Tuesday, April 2, 2013

2 April 2013 - Timber Creek Caravan Park, Timber Creek, Northern Territory


There was no rain last night or today, apart from a few threatening drops. Packing up on a clean and dry site was such a delight after the past week or so. Soon ready, we headed back into Katherine to dump, post some mail and call into the bank. While we waited for the bank doors to open, we walked to the north end of town and on to the Stuart Highway bridge to check the river level. It had dropped marginally through the night but was still an awesome sight. We thought back to the photos we had seen in the Museum of the 1998 floods and imagined the extra volume of water that would be required to raise the river level over the banks and across the township and then imagined the might and force of such a body of water. It sent shivers down our spines.

Once our business was attended to satisfactorily, we set off on the Victoria Highway, an excellent road in the style and standard of most Northern Territory roads. There were signs warning of “Water across the road” however most had receded or been evaporated by the labouring sun. We saw little wildlife, just the odd dingo and roo, and few other vehicles. The road continued through the undulating countryside, through open woodlands, savannah lands that appeared to be good grazing land. We did not see as many cattle as one would expect, but there were some half hidden in the long lush grass. Tracks disappeared up through the mud to modestly marked cattle stations. Creeks and rivers were still swollen but now lower than levels of a day or two ago, evident by the flattened vegetation.

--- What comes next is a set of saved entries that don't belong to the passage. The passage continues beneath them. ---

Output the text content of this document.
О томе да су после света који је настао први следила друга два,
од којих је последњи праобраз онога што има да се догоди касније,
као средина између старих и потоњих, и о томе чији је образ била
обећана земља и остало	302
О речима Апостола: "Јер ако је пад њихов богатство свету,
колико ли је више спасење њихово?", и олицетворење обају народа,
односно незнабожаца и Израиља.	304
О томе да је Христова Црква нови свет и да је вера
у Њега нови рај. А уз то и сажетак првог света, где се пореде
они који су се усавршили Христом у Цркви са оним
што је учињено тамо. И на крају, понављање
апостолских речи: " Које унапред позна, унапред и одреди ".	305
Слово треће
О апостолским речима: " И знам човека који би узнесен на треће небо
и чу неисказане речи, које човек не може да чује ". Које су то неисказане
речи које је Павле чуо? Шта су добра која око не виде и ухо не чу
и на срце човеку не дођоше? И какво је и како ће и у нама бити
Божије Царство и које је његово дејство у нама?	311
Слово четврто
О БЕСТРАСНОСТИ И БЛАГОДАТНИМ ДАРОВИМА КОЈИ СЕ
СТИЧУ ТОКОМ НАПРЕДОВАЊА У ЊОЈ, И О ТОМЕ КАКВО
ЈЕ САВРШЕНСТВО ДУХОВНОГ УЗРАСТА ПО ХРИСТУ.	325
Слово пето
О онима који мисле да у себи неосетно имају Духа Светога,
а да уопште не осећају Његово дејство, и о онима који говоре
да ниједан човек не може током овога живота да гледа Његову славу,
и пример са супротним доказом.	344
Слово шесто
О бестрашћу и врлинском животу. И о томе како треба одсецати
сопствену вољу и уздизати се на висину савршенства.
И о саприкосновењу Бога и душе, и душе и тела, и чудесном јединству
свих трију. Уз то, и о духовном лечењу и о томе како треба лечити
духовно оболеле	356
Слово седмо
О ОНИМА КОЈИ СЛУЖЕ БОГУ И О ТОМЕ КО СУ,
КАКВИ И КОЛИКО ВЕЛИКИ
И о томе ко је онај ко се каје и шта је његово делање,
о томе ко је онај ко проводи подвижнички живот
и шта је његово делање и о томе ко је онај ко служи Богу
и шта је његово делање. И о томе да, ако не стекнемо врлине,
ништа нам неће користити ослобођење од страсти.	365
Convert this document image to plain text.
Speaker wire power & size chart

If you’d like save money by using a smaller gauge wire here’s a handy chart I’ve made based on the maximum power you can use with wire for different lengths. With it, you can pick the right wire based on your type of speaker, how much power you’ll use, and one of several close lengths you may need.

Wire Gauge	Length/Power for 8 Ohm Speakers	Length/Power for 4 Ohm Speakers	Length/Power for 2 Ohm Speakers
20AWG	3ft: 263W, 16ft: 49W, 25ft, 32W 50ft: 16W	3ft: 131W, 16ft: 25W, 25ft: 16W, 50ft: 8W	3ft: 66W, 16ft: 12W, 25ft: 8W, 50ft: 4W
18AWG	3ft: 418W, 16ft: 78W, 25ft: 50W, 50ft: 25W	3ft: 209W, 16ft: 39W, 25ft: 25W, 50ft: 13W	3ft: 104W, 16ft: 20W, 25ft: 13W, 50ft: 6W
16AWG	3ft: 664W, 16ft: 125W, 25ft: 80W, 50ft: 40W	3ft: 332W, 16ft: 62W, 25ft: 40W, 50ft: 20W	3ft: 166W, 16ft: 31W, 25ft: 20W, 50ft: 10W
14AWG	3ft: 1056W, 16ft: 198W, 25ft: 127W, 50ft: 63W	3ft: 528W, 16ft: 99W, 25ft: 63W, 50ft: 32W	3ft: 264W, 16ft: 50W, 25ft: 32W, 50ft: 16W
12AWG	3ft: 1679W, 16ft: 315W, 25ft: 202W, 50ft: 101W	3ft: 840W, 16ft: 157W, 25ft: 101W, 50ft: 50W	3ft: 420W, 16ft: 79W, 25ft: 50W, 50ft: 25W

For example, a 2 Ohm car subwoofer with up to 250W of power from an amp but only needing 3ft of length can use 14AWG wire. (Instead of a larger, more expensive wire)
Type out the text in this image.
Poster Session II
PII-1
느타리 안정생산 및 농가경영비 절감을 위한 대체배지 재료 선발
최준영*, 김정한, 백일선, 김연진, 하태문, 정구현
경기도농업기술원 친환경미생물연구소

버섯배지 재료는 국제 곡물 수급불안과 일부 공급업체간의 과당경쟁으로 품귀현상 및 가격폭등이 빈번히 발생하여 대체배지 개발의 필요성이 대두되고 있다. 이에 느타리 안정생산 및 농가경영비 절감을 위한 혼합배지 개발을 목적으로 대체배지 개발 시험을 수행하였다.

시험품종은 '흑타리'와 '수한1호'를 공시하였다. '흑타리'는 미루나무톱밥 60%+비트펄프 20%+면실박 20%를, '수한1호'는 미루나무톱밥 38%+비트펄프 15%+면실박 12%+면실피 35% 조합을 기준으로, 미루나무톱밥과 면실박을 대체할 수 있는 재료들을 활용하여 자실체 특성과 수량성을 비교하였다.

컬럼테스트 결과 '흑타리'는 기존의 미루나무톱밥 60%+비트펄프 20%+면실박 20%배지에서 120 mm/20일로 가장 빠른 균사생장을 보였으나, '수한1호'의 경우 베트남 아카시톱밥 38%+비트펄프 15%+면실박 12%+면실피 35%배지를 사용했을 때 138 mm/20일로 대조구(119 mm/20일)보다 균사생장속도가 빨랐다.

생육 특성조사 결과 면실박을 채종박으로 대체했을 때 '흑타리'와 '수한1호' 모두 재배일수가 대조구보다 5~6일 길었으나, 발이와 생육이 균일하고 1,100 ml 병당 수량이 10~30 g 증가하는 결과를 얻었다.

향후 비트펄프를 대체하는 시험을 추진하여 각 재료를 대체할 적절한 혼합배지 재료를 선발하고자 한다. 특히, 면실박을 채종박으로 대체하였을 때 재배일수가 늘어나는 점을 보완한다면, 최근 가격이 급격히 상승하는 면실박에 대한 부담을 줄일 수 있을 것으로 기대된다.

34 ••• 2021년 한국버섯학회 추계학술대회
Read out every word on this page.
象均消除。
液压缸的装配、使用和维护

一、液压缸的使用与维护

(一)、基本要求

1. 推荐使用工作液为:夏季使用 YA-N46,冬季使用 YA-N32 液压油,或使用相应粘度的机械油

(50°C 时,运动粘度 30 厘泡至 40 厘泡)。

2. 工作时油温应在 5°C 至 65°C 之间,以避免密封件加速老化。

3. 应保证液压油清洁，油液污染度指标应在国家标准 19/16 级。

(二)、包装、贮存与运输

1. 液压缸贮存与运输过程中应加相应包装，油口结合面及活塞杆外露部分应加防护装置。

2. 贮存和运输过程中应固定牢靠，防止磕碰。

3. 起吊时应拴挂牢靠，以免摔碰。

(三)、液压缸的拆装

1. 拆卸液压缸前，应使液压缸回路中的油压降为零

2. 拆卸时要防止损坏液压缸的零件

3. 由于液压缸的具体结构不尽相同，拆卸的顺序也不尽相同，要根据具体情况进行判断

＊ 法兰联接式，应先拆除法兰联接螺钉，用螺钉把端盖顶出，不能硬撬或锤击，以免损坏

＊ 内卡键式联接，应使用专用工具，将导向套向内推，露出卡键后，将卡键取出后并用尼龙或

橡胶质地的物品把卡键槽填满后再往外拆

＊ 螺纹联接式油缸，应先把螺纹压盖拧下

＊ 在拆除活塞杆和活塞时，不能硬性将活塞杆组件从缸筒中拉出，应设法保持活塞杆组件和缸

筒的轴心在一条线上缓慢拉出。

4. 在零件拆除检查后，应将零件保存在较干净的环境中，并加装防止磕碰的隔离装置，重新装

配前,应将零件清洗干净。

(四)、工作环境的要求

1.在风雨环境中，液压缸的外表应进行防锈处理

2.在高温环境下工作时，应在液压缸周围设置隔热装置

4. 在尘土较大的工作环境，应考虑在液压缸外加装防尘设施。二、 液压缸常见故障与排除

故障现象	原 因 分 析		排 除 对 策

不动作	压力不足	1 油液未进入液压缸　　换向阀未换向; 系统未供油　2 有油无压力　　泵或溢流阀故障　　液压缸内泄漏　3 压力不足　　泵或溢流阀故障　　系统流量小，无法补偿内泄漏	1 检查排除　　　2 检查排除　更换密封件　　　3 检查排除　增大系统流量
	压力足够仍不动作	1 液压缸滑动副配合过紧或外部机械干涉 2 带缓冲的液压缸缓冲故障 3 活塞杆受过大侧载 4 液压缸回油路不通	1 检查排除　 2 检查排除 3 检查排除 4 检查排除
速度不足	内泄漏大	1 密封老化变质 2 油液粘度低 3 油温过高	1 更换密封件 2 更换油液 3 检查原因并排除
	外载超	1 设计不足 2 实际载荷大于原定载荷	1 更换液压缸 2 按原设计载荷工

After one hundred and twenty five kilometres out of Katherine, we came to the crossroads of the Buntine Highway which heads southwards. If one were to take this and carry on well past the sealed sections, after four hundred or so kilometres they would come to aboriginal settlements at Hooker Creek at the northern edge of the Tanami Desert. It was here that Chris worked as well during his time in the Northern Territory back in 1972. He tells me that the land there was barren and it had none of the tropical lushness and attraction than that of Bamyli or any of the other places we have been over the past couple of weeks. He had only ever flown in and out of the settlement and so none of the roads from Katherine we were now covering were familiar or ever had been. He was not interested in taking this long journey now or at any time in the future so we pressed on, staying on the Victoria Highway, on toward Victoria River.

As we neared this tiny settlement that is no more than a roadhouse, we came on down through a wide canyon bounded by immense escarpments. We soon entered the Gregory National Park and drove on toward the river itself. Here as we crossed near the settlement, the sandstone escarpments were higher and closer to the road, with dozens of small waterfalls cascading from their tops. The scenery through here is absolutely stunning and was entirely unexpected. We stopped at the side of the road and had lunch with these superb views out the windows.

Timber Creek lies 273 kilometres south west of Katherine, at the northern edge of the second section of the Gregory National Park. I had read a few tantalising reports about the park however the woman at the Katherine Information Centre had advised us that all the 4WD tracks and walks were currently closed. Our experience of this park must remain restricted to those glimpses we have had today.

This small settlement has a population of about six hundred people; I imagine this figure includes the aborigines who live in the communities on the edge of the settlement. We have only seen the few shops and services along the main road and the hotel which we are camped behind. Timber Creek lies on the banks of the Victoria River which flows five hundred and sixty kilometres from its source northwards into the Joseph Bonaparte Gulf.

The river is not clearly visible at the back of the camp, only the swampy edges which harbour an abundant population of crocodiles. We found one lying on the bank less than two hundred metres from our caravan and I believe I saw another lurking under the pandannus leaves close by. We have been warned to keep our distance and certainly shall. I am quite happy with my life and am in no hurry to hasten a gory end to it, or in fact, any end.

Our own camp crocodile, almost too close for comfort
We could have joined the one other caravanning party here at the pub for dinner, those who we were parked beside last night in Katherine. However we had a fridge full of fruit and vegetables which needed to be consumed or processed before we cross the border into Western Australia tomorrow. The quarantine officers are reputed to be strict and uncompromising. We have been warned of this too.

And a little event that rattled our cage this evening: a Winnebago motor home arrived on dusk while we were dining on a miscellany of  scraps and after driving about this relatively empty and quite roomy caravan park, parked up within two metres of us. Why?! We turned the television up to full volume however it did not deter them. Maybe they need our protection against the crocodiles?